7 March 2021
O Observatório da Língua Portuguesa (OLP) firmou hoje com o Instituto Internacional de Macau (IIM) um protocolo ao abrigo do qual lhe confia a "representação" no Oriente.

Instituto Internacional de Macau representa Observatório da Língua Portuguesa

“O protocolo assinado tem um significado especial, uma vez que é a primeira delegação que o OLP cria fora do seu espaço normal de funcionamento em Lisboa e, em Portugal”, afirmou o presidente do IIM, Jorge Rangel, ao indicar que o OLP “vai querer criar delegações em todo o mundo lusófono”.

O protocolo de cooperação assinado hoje em Macau pelo presidente do conselho de administração do OLP, Eugénio Anacoreta Correia, prevê que o IIM seja “uma delegação” do OLP em Macau e Oriente, representando-o “junto de instituições culturais, académicas e outras de natureza intelectual”, explicou Jorge Rangel.

“A melhor forma de uma qualquer instituição se afirmar fora do seu espaço normal é associando-se a outras que existam nos respetivos espaços”, justificou o presidente do IIM, à margem da assinatura do acordo de cooperação assinado, ato inserido no âmbito do encontro do FESTLATINO que se realiza pela primeira vez em Macau.

O IIM promete reforçar a sua atividade, com mais palestras, debates sobre a língua portuguesa e edições, mas espera poder contar com sinergias.

“É preciso lançar pontes entre todas as entidades em Macau porque senão somos demasiado pequenos para termos projeção”, realçou Jorge Rangel, ao defender que o instituto “está em posição” de o fazer, isto é, de congregar esforços.
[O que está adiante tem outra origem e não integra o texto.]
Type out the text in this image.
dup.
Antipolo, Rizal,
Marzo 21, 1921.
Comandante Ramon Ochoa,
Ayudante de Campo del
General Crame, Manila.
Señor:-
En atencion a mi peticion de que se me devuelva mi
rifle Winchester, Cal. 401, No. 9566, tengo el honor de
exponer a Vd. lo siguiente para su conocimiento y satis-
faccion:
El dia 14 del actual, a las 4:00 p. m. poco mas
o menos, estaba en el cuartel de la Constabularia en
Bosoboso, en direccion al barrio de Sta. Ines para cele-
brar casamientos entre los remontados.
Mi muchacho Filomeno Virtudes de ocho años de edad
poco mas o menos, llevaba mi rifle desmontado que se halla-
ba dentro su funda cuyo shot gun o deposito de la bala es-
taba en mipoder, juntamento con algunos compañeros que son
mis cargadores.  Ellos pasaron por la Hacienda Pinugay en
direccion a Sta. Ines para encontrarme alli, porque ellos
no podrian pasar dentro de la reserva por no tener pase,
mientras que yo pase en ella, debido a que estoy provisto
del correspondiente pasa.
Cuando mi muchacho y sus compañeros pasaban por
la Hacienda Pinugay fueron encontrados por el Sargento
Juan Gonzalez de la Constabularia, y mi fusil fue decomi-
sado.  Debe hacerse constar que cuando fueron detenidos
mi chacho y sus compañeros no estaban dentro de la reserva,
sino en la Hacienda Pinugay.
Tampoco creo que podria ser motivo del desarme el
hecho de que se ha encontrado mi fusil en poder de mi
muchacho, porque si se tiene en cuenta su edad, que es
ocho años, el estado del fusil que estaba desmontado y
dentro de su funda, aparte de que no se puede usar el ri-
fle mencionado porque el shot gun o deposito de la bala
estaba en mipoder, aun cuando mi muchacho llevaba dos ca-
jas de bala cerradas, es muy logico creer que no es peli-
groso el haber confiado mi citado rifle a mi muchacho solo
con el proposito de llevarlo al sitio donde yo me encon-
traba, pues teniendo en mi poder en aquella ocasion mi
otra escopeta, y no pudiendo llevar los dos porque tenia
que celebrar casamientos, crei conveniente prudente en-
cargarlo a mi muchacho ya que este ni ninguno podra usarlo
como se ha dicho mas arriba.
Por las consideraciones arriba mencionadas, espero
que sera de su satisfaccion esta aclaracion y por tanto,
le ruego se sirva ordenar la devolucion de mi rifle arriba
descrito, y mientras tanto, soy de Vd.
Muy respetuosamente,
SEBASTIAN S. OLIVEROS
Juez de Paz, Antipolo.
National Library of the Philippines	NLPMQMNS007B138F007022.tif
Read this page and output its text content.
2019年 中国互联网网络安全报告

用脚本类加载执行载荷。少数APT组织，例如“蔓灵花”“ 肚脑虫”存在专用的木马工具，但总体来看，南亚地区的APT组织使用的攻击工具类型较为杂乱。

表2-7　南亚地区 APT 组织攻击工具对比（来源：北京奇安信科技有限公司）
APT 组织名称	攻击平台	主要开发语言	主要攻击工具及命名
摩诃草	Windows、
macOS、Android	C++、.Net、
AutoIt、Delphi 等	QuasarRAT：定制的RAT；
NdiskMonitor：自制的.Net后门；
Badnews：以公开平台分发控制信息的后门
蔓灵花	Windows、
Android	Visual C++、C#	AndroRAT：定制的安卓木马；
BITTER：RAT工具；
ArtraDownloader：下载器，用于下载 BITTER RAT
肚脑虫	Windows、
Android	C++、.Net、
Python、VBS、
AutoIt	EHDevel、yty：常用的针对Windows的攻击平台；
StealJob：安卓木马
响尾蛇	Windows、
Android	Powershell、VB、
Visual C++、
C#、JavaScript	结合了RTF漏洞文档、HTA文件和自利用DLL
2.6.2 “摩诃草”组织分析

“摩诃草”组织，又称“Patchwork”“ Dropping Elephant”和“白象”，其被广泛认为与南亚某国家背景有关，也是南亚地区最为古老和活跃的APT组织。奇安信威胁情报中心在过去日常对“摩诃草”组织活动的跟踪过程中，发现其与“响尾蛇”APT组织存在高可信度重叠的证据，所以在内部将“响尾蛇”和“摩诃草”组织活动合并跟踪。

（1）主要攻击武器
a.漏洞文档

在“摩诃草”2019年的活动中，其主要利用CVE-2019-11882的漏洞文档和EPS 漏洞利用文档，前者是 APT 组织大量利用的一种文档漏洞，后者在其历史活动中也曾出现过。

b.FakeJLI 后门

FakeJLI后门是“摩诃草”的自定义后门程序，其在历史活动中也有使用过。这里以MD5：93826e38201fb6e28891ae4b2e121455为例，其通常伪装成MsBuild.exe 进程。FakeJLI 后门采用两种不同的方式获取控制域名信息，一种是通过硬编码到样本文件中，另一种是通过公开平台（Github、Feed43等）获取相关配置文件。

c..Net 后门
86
O IIM tem na calha vários projetos, alguns dos quais no exterior, e a instituição “está em ligação com o Albergue da Santa Casa” para apresentar uma exposição de lanternas chinesas no Palácio da Independência, em Lisboa.

A mostra, que poderá ser itinerante caso haja interesse de outras entidades, ainda não tem data definida: “Estamos a apontar para o Ano Novo Chinês”.

Em Macau pela primeira vez, o presidente do OLconsidera que o território “tem um papel determinante” na zona em que se situa, pois reúne um “passado histórico muito poderoso” e se afigura como um “farol de futuro”.

“Se a China declarou que a Região Administrativa Especial de Macau é uma porta para o mundo lusófono, o contrário também acontece, estas coisas nunca têm apenas um sentido, são biunívocas”, disse Eugénio Anacoreta Correia, ao anotar que, no tocante ao progresso do português no território, “há ainda muito trabalho para fazer”, sinal do “empenho de todos em construir uma obra”.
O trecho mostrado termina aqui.